Do you find issue? No, let's saying if your machine timezone is PST and right now will go through daylight saving. And you will find you cannot get message and consumer.getMessage method will not return. Because this piece of code if not safe, it didn't add any check between toWait and timeOut. So how about we add one line code like below?

 

long start = -1;

long toWait = timeout;

try

{

   while (true)

   {

      ... ...

         while ((stopped || (m = buffer.poll()) == null) && !closed && toWait > 0)

         {

 

 

            if (start == -1)

            {

               start = System.currentTimeMillis();

            }

            ... ...

               wait(toWait);

            ... ...

            long now = System.currentTimeMillis();

            toWait -= now - start;

            start = now;

            if (toWait >= timeout) toWait = 0;

         }

      }

 


  • HornetQ lack abstraction of storage layer (No recovery feature).

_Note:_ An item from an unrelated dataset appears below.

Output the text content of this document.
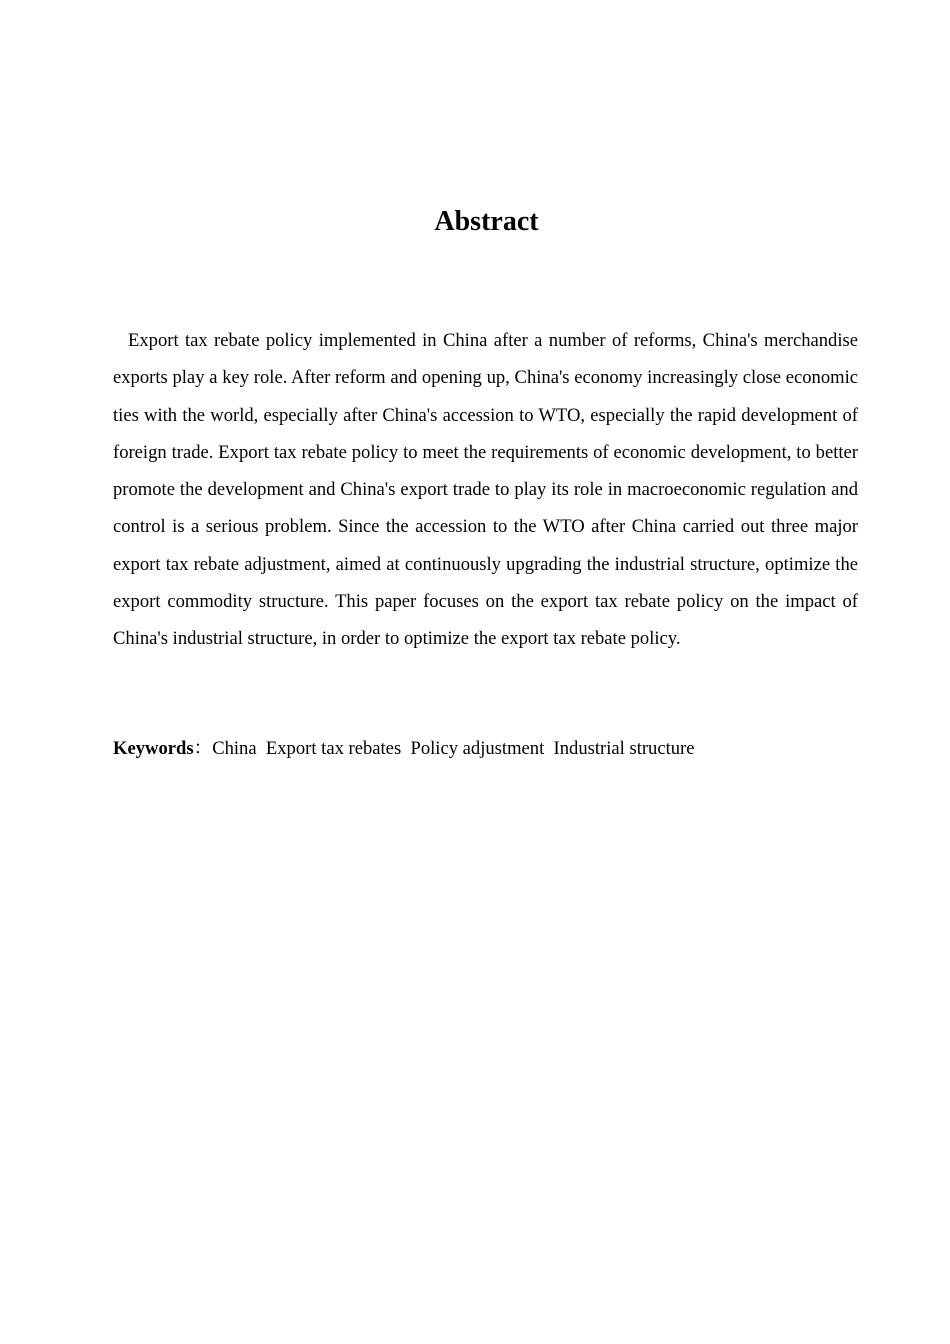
Abstract

Export tax rebate policy implemented in China after a number of reforms, China's merchandise exports play a key role. After reform and opening up, China's economy increasingly close economic ties with the world, especially after China's accession to WTO, especially the rapid development of foreign trade. Export tax rebate policy to meet the requirements of economic development, to better promote the development and China's export trade to play its role in macroeconomic regulation and control is a serious problem. Since the accession to the WTO after China carried out three major export tax rebate adjustment, aimed at continuously upgrading the industrial structure, optimize the export commodity structure. This paper focuses on the export tax rebate policy on the impact of China's industrial structure, in order to optimize the export tax rebate policy.

Keywords：China Export tax rebates Policy adjustment Industrial structure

        Wait! You may say no to me, because HornetQ has storage layer and it works very well. And we all know HornetQ works on files rather than db and right now only support share storage (share file) mode for Master-slave setting, but how about share storage met issue need restart (since hornetQ recommend for SAN for share storage solution). You may find if share storage is restarted, HornetQ will not work any more even the share storage has come back. So that kind of working mechanism will force you will consider more complex alternatives when Hornet is crashed totally.

        So from my mind, I try go through HornetQ codes want to find the entry point could add recovery feature. But since it leverage NIO ( we didn't use AIO) lack some information assistance, I could not complete that feature.

        Good news they will provide the replication fucntions that will resolve this issue in some levels. Waiting for HornetQ 2.2.6

 

[Conclusion]

 

HornetQ team please consider these issues, handle them in the first priority rather than provide more features. And hope these experiences will help you.